Wersja kinowa filmu Obcy - ósmy pasażer Nostromo pod względem projektowania dźwiękowo - muzycznego znacząco przypomina serię gier Dark Souls. Wytwory te różnią się od innych przez to, że starają ograniczać się dźwiękowo-muzyczny soundtrackowy muzak na rzecz ciszy zakłócanej li tylko przez dźwięki otoczenia a muzyka pojawia się w czółówce i tylko niektórych momentach walki z bossem. Najgłośniejszym momentem filmu Obcy jest przejście zwiadowców przez księżyc Acheron.

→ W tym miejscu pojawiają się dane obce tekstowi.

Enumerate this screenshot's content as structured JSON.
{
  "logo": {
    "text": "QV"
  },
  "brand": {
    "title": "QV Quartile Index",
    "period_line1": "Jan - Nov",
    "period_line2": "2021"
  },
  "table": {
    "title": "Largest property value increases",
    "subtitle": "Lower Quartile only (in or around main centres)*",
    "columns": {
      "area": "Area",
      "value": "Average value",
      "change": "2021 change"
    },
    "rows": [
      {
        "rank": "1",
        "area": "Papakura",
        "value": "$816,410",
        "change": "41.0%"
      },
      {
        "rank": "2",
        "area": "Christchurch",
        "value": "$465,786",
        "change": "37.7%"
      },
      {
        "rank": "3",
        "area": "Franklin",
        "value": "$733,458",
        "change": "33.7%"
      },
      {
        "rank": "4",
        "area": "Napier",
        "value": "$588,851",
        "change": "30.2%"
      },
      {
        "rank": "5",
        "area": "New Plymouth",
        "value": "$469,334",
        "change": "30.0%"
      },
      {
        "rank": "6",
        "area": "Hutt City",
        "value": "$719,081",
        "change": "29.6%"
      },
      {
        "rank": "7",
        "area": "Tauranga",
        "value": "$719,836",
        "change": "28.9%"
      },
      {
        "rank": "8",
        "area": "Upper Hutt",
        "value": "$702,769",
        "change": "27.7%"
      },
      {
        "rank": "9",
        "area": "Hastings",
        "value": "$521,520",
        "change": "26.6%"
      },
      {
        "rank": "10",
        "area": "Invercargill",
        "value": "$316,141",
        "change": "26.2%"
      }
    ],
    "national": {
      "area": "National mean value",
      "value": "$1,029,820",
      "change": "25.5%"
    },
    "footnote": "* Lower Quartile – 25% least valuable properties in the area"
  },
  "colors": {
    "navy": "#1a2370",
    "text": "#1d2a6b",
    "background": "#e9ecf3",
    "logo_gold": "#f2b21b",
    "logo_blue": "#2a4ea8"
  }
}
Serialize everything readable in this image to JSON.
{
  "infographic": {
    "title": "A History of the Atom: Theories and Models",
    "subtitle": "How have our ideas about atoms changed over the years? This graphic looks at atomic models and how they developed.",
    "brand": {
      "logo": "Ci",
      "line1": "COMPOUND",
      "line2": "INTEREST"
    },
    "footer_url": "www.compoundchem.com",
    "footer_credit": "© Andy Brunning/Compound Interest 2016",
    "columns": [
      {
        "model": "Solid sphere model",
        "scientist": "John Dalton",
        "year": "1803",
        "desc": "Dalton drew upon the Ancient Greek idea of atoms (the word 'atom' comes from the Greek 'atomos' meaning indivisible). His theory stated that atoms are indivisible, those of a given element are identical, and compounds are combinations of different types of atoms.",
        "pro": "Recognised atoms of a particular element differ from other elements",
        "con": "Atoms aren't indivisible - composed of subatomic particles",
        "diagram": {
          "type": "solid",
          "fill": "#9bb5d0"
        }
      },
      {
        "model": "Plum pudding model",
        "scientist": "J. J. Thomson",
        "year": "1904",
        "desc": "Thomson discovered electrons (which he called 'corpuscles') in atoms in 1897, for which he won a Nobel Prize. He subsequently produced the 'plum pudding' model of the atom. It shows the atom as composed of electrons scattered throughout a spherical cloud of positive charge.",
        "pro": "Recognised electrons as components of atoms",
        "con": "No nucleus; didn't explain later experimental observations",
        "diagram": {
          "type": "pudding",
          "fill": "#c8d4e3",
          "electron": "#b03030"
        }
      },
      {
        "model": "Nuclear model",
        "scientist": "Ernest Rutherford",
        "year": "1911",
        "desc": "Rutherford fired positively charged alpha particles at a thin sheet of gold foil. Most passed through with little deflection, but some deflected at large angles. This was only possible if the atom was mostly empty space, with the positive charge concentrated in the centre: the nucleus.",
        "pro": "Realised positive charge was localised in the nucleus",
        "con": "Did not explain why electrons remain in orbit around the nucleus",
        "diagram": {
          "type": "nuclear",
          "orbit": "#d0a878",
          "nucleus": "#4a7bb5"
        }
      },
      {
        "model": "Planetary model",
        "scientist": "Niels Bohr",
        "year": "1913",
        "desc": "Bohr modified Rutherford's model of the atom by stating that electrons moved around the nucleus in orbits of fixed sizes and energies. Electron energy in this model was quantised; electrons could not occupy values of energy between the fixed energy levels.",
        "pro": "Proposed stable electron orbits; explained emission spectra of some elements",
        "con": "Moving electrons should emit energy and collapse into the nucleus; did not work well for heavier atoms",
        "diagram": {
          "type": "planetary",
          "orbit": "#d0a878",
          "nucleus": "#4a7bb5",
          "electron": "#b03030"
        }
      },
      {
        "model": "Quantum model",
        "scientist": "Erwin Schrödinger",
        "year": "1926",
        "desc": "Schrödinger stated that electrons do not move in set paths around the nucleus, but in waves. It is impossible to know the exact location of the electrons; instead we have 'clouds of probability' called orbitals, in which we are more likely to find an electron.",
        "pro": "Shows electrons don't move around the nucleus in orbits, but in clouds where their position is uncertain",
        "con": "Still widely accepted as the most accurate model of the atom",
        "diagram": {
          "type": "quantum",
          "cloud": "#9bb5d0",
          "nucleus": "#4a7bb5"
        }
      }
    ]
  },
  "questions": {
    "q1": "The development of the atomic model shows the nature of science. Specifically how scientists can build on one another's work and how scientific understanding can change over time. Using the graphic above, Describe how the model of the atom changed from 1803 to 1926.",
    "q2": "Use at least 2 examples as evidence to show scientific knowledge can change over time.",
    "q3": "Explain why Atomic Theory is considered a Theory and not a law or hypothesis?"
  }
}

Księżyc ten porywany jest wiatrem, wybuchem gejzerów i nieustannym szumem. Podobieństwa środowiska dźwiękowego Acheronu do Tidal Disruptions są rażące, przy czym to ostatnie wydaje się być pornograficznie multiplikować i amplifikować niedostępną atmosferę odległego i nieprzyjaznego kosmosu. Dlatego muzyka ta jest kosmiczna, jest wyobrażeniem niedostępnego, wyobrażeniem, które nie mogąc posiłkować się pierwowzorem, może być czymkolwiek tylko artysta zapragnie. Jest to także muzyka psychodeliczna, ale nie odwołuje się do żadnych znanych sposobów odurzania się, lecz odwołuje się do stanów świadomości wywoływanych sztucznie przez zewnętrzne okoliczności. I po raz kolejny są to okoliczności wyobrażone, a więc i stany psychodeliczne mogą być tu kreowane w sposób dowolny. Co by jednak nie mówić - bad trip to raczej udział każdego posiedzenia z Tidal Disruptions, a na zjazd nie ma żadnego panaceum.

Dzień trzeci

Drogi Pamiętniczku!
Materia muzyczna zawarta na Tidal Disruptions onieśmiela. Jest nieczłowiecza, groźna, zlepiona z molekułów, które słyszałem na Strange Gods Johna Lake'a. Bezlitosna, twarda i niemal trójwymiarowa mogłaby doskonale spisywać się na systemach kwadrofonicznych. Tu nie ma ściany dźwięków, lecz bryła dźwięków wypełniająca horyzont, wraz z każdym powtórzeniem opóźnionego dźwięku wbijająca się w głowę. Rekomenduję tę kasetę bardzo, lecz słuchacie jej na własną odpowiedzialność.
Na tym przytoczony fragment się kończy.